The new guidelines for the safe care of Ebola patients issued by the federal Centers for Disease Control and Prevention on Monday reflect this emphasis on personnel. They ask hospitals to rigorously train workers on taking on and off the safety gear, and to appoint a trained monitor who does nothing but help workers put on and remove their gear.
Many of these units' technological features can also be adapted for Ebola by local hospitals, Rupp said.
Since Ebola isn't airborne, special ventilation systems aren't necessary. A bucket with a bleach solution can double for the antiseptic dunk tank. Hospitals can purchase or borrow an autoclave big enough to handle medical waste, or store the waste in a separate area until pickup arrangements are made, he said.
Hospitals do need to set aside a remote and secure area for their isolation units, and that area needs to be large. In treating its first Ebola patient, survivor and medical missionary Dr. Rick Sacra, Nebraska Medical Center learned that "it takes a lot more physical space than we first thought," Rupp said.

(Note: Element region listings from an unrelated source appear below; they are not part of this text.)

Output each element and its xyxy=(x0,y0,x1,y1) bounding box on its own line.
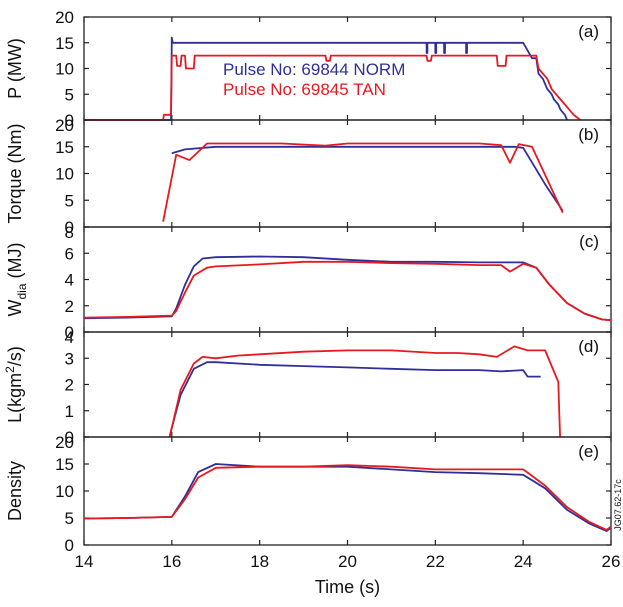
y-tick-label: 5 xyxy=(65,85,74,104)
y-axis-label: Density xyxy=(5,461,25,521)
y-tick-label: 6 xyxy=(65,244,74,263)
panel-label: (d) xyxy=(578,337,599,356)
panel-a: 0 5 10 15 20 (a) P (MW) Pulse No: 69844 NORMPul… xyxy=(5,8,612,130)
y-tick-label: 5 xyxy=(65,509,74,528)
y-tick-label: 4 xyxy=(65,271,74,290)
series-line-norm xyxy=(84,36,568,121)
y-tick-label: 15 xyxy=(55,138,74,157)
figure-tag: JG07.62-17c xyxy=(613,479,623,531)
series-line-tan xyxy=(84,54,581,121)
y-tick-label: 1 xyxy=(65,402,74,421)
y-tick-label: 0 xyxy=(65,218,74,237)
panel-frame xyxy=(83,436,612,546)
y-tick-label: 2 xyxy=(65,297,74,316)
y-tick-label: 8 xyxy=(65,223,74,242)
panel-d: 0 1 2 3 4 (d) L(kgm2/s) xyxy=(3,328,612,447)
y-tick-label: 0 xyxy=(65,428,74,447)
panel-label: (c) xyxy=(579,232,599,251)
y-tick-label: 10 xyxy=(55,165,74,184)
x-tick-label: 26 xyxy=(602,552,621,571)
y-tick-label: 20 xyxy=(55,433,74,452)
panel-b: 0 5 10 15 20 (b) Torque (Nm) xyxy=(5,116,612,237)
series-line-tan xyxy=(168,345,561,438)
panel-label: (a) xyxy=(578,22,599,41)
y-tick-label: 20 xyxy=(55,8,74,27)
x-tick-label: 20 xyxy=(338,552,357,571)
y-tick-label: 15 xyxy=(55,455,74,474)
x-tick-label: 22 xyxy=(426,552,445,571)
x-axis-label: Time (s) xyxy=(315,577,380,597)
y-axis-label: Wdia (MJ) xyxy=(5,243,29,317)
series-line-norm xyxy=(83,463,612,532)
x-tick-label: 24 xyxy=(514,552,533,571)
y-tick-label: 0 xyxy=(65,111,74,130)
series-line-norm xyxy=(168,361,541,438)
y-tick-label: 0 xyxy=(65,323,74,342)
y-axis-label: Torque (Nm) xyxy=(5,123,25,223)
y-axis-label: L(kgm2/s) xyxy=(3,346,25,423)
series-line-tan xyxy=(83,464,612,531)
panel-frame xyxy=(83,119,612,228)
x-tick-label: 14 xyxy=(75,552,94,571)
y-axis-label: P (MW) xyxy=(5,38,25,99)
x-tick-label: 18 xyxy=(250,552,269,571)
panel-c: 0 2 4 6 8 (c) Wdia (MJ) xyxy=(5,223,612,342)
series-line-norm xyxy=(171,145,564,212)
panel-frame xyxy=(83,331,612,438)
legend-entry: Pulse No: 69844 NORM xyxy=(223,60,405,79)
panel-label: (b) xyxy=(578,125,599,144)
y-tick-label: 5 xyxy=(65,191,74,210)
y-tick-label: 20 xyxy=(55,116,74,135)
y-tick-label: 2 xyxy=(65,376,74,395)
y-tick-label: 15 xyxy=(55,34,74,53)
series-line-tan xyxy=(162,142,564,222)
x-tick-label: 16 xyxy=(162,552,181,571)
y-tick-label: 3 xyxy=(65,349,74,368)
legend-entry: Pulse No: 69845 TAN xyxy=(223,80,386,99)
y-tick-label: 10 xyxy=(55,482,74,501)
panel-e: 0 5 10 15 20 (e) Density xyxy=(5,433,612,555)
y-tick-label: 10 xyxy=(55,60,74,79)
y-tick-label: 4 xyxy=(65,328,74,347)
y-tick-label: 0 xyxy=(65,536,74,555)
series-line-tan xyxy=(83,260,612,322)
panel-label: (e) xyxy=(578,442,599,461)
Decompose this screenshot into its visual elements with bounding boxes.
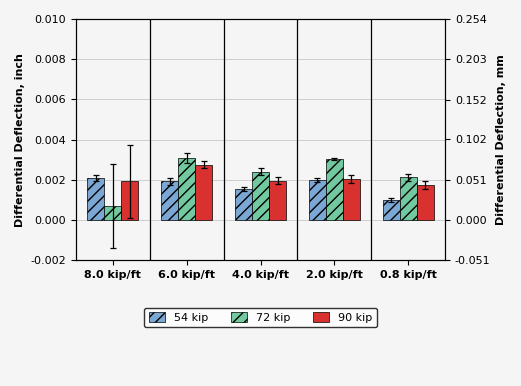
Bar xyxy=(383,200,400,220)
Bar xyxy=(343,179,360,220)
Bar xyxy=(88,178,104,220)
Bar xyxy=(309,180,326,220)
Bar xyxy=(269,181,286,220)
Legend: 54 kip, 72 kip, 90 kip: 54 kip, 72 kip, 90 kip xyxy=(144,308,377,327)
Bar xyxy=(400,178,417,220)
Bar xyxy=(326,159,343,220)
Bar xyxy=(178,158,195,220)
Y-axis label: Differential Deflection, mm: Differential Deflection, mm xyxy=(496,54,506,225)
Bar xyxy=(252,172,269,220)
Bar xyxy=(417,185,433,220)
Bar xyxy=(121,181,139,220)
Bar xyxy=(162,181,178,220)
Y-axis label: Differential Deflection, inch: Differential Deflection, inch xyxy=(15,53,25,227)
Bar xyxy=(104,206,121,220)
Bar xyxy=(195,165,212,220)
Bar xyxy=(235,190,252,220)
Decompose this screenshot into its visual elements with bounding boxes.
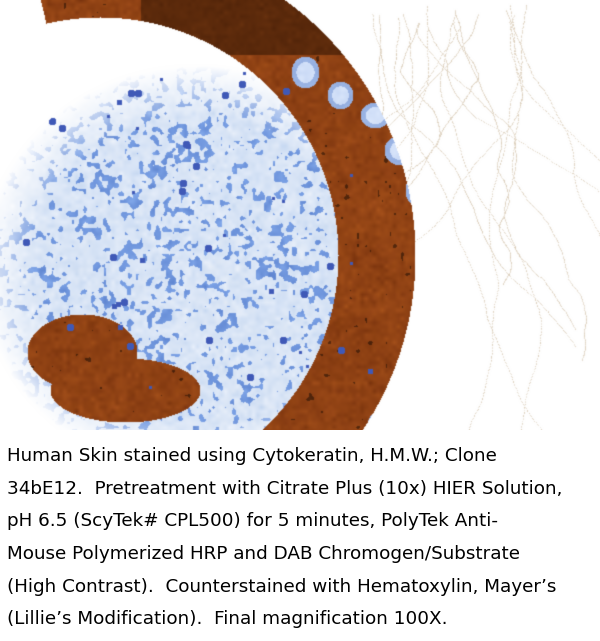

Advanced medical equipment sent into the isolation area should remain there, because it's too much to ask that the devices be thoroughly sterilized after every use. Nebraska soon found its isolation room cluttered with a portable X-ray, an EKG, an ultrasound, a dialysis unit and other equipment, Rupp said.
Workers also need plenty of room to take off their gear safely, and to separate clean protective equipment from contaminated pieces.
"It takes a lot of space for all the equipment and all the waste that's generated," he said.
But mainly, running such an isolation unit requires common sense and planning. Take the issue of human waste, which at the height of infection is swarming with Ebola virus.
"We put it into the toilet bowl, and then we treat that waste with a disinfectant," Rupp said. Workers pour antiseptic into the toilet and let it sit long enough to kill off the virus, before flushing the waste into the sanitary sewer system, he said.